Natalie Vielfaure is the Digital Curation Archivist for the Research Services and Digital Strategies unit at the University of Manitoba Libraries in Winnipeg, Manitoba, Canada.
At the start of the COVID-19 pandemic, the University of Manitoba Libraries and the University of Winnipeg Archives launched a coordinated effort to archive websites documenting the COVID-19 experience in Manitoba, Canada. This post provides reflections on this experience and the challenges of documenting ongoing social phenomena.
With the global proliferation of COVID-19, many of us working in the GLAM sector have felt the pressures of capturing this unprecedented experience for posterity. Cautionary tales of the ‘forgotten pandemic’ of 1918 stress the importance of documenting the COVID-19 experience through the acquisition of diaries, photographs, web archives, and other documentary heritage. Like many institutions, the University of Manitoba Libraries and the University of Winnipeg Archives undertook a coordinated effort to capture this historical event by crawling websites related to our regional pandemic experience.
The ongoing endeavour led us to reflect on some of the challenges of documenting ongoing social events in perpetuity. The COVID-19 pandemic has no definitive end date. While it is a unique experience, similar challenges present themselves in collections documenting other ongoing social phenomena, such as truth and reconciliation efforts in Canada, and systemic racism. In such cases, the greatest challenge is determining how to effectively and realistically capture a representation of these events without exhausting institutional resources. Like all digital preservation activities, web archiving is constrained by finite resources such as limited storage space and staff time. Consequently, defining the scope of such activities is an important step in ensuring that resources are effectively used. But how do you scope something that is not entirely ‘scope-able’?

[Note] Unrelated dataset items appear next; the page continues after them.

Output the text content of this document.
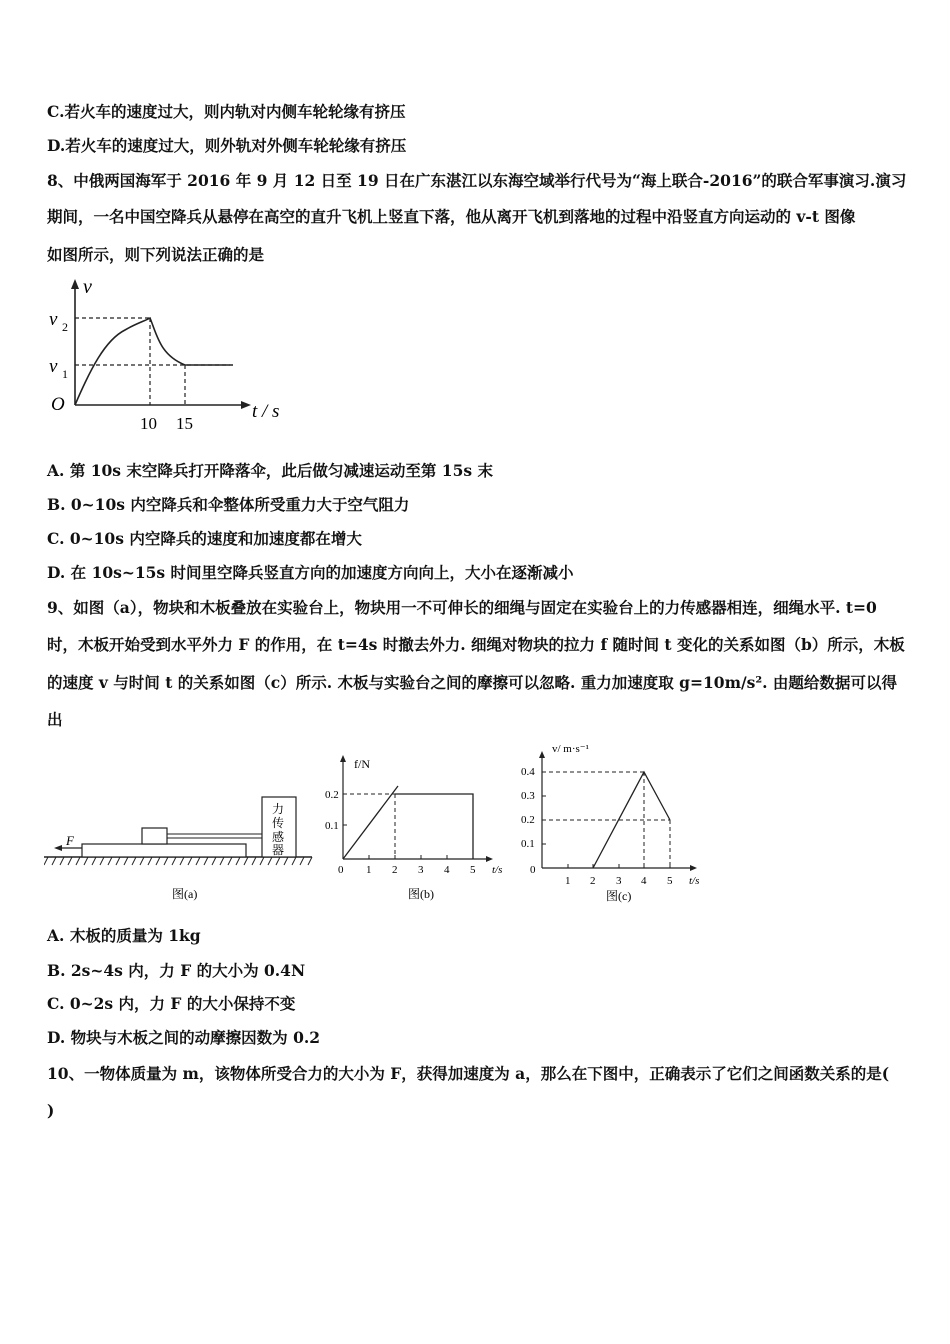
C.若火车的速度过大，则内轨对内侧车轮轮缘有挤压
D.若火车的速度过大，则外轨对外侧车轮轮缘有挤压
8、中俄两国海军于 2016 年 9 月 12 日至 19 日在广东湛江以东海空域举行代号为“海上联合-2016”的联合军事演习.演习
期间，一名中国空降兵从悬停在高空的直升飞机上竖直下落，他从离开飞机到落地的过程中沿竖直方向运动的 v-t 图像
如图所示，则下列说法正确的是
v
v 2
v 1
O
10 15
t / s
A. 第 10s 末空降兵打开降落伞，此后做匀减速运动至第 15s 末
B. 0~10s 内空降兵和伞整体所受重力大于空气阻力
C. 0~10s 内空降兵的速度和加速度都在增大
D. 在 10s~15s 时间里空降兵竖直方向的加速度方向向上，大小在逐渐减小
9、如图（a），物块和木板叠放在实验台上，物块用一不可伸长的细绳与固定在实验台上的力传感器相连，细绳水平. t=0
时，木板开始受到水平外力 F 的作用，在 t=4s 时撤去外力. 细绳对物块的拉力 f 随时间 t 变化的关系如图（b）所示，木板
的速度 v 与时间 t 的关系如图（c）所示. 木板与实验台之间的摩擦可以忽略. 重力加速度取 g=10m/s². 由题给数据可以得
出
F
力
传
感
器
图(a)
f/N
0.1
0.2
0 1 2 3 4 5 t/s
图(b)
v/ m·s⁻¹
0.4
0.3
0.2
0.1
0
1 2 3 4 5 t/s
图(c)
A. 木板的质量为 1kg
B. 2s~4s 内，力 F 的大小为 0.4N
C. 0~2s 内，力 F 的大小保持不变
D. 物块与木板之间的动摩擦因数为 0.2
10、一物体质量为 m，该物体所受合力的大小为 F，获得加速度为 a，那么在下图中，正确表示了它们之间函数关系的是(
)
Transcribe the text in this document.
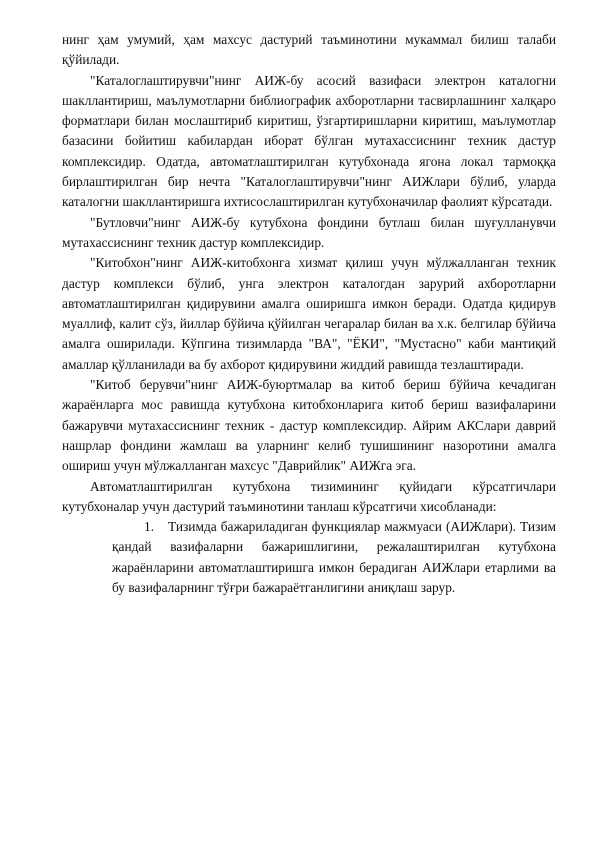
нинг ҳам умумий, ҳам махсус дастурий таъминотини мукаммал билиш талаби қўйилади.

"Каталоглаштирувчи"нинг АИЖ-бу асосий вазифаси электрон каталогни шакллантириш, маълумотларни библиографик ахборотларни тасвирлашнинг халқаро форматлари билан мослаштириб киритиш, ўзгартиришларни киритиш, маълумотлар базасини бойитиш кабилардан иборат бўлган мутахассиснинг техник дастур комплексидир. Одатда, автоматлаштирилган кутубхонада ягона локал тармоққа бирлаштирилган бир нечта "Каталоглаштирувчи"нинг АИЖлари бўлиб, уларда каталогни шакллантиришга ихтисослаштирилган кутубхоначилар фаолият кўрсатади.

"Бутловчи"нинг АИЖ-бу кутубхона фондини бутлаш билан шуғулланувчи мутахассиснинг техник дастур комплексидир.

"Китобхон"нинг АИЖ-китобхонга хизмат қилиш учун мўлжалланган техник дастур комплекси бўлиб, унга электрон каталогдан зарурий ахборотларни автоматлаштирилган қидирувини амалга оширишга имкон беради. Одатда қидирув муаллиф, калит сўз, йиллар бўйича қўйилган чегаралар билан ва х.к. белгилар бўйича амалга оширилади. Кўпгина тизимларда "ВА", "ЁКИ", "Мустасно" каби мантиқий амаллар қўлланилади ва бу ахборот қидирувини жиддий равишда тезлаштиради.

"Китоб берувчи"нинг АИЖ-буюртмалар ва китоб бериш бўйича кечадиган жараёнларга мос равишда кутубхона китобхонларига китоб бериш вазифаларини бажарувчи мутахассиснинг техник - дастур комплексидир. Айрим АКСлари даврий нашрлар фондини жамлаш ва уларнинг келиб тушишининг назоротини амалга ошириш учун мўлжалланган махсус "Даврийлик" АИЖга эга.

Автоматлаштирилган кутубхона тизимининг қуйидаги кўрсатгичлари кутубхоналар учун дастурий таъминотини танлаш кўрсатгичи хисобланади:

1. Тизимда бажариладиган функциялар мажмуаси (АИЖлари). Тизим қандай вазифаларни бажаришлигини, режалаштирилган кутубхона жараёнларини автоматлаштиришга имкон берадиган АИЖлари етарлими ва бу вазифаларнинг тўғри бажараётганлигини аниқлаш зарур.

Though capturing Manitoba’s COVID-19 experience is already limited by geographic boundaries and subject matter, setting parameters around time is more complex. Both the event and the recovery period that will follow are important to document, but neither have timelines that can be predicted. Theoretically, one could set an arbitrary end-date, where the goal might be to capture the first year of the pandemic, for example. Alternatively, storage space might be capped, where the goal might be to capture 10 GB of storage annually over a three year period. However, while these methods might make the work more realistically achievable and sustainable, with no measurable timeline, neither guarantee that the resulting collection will be truly representative of the overall experience.
Capturing something that has become such a ubiquitous part of our daily lives presents another hurdle. Typically, scoping rules may help automate the capture of content which includes keywords such as “COVID-19”, “Coronavirus”, or “pandemic”. But, what happens when the event you’re documenting becomes so pervasive that it no longer needs to be named? Several months into the pandemic, many webpages are no longer using the term “pandemic” at all, nor are they referring to the virus by name. Its newfound omnipresence means that when we read about travel restrictions, schools, masks, or closures, among other subjects, we know we’re reading about COVID-19, even when it’s not explicitly called out. Consequently, tasks that can be automated still require a heavy investment of staff resources to ensure continued relevance.
In fact, human intervention seems to be the only way to come close to surmounting these obstacles. While limited staff resources present challenges here as well, being selective and carefully appraising potential content is crucial to stretch those finite resources as much as possible and slow down the pace at which storage space is consumed. Periodically reviewing content to ensure that key elements of the pandemic – regional data, lived experience, decision-making and responses by government and health officials, economic impact, etc., – are captured is also crucial to ensure that the resulting collection is cohesive and representative. Sharing resources through cross-institutional collaborations and looking for funding opportunities also supports more equitable distribution of human, financial, and material resources.
These may not be novel solutions, but they are important considerations. Even with the best laid plans, our goal posts are, at best, set in ever-shifting terrain as we undertake such projects. With no clear and foreseeable end point, some institutions undertaking this work may very well exhaust their resources before we see the end of the pandemic. We may be required to concede that good is good enough and prematurely bring a close to a project even where there is still much left to capture. Though the way forward is unclear, this work is indisputably important and relies on the resiliency and input of the GLAM community. A comprehensive and holistic experience of the pandemic may never be fully captured, but by engaging in partnerships and collaboration we may, at the very least, be able to grant future generations of researchers access to a representative snapshot of these unprecedented times, and ensure that this pandemic is not forgotten.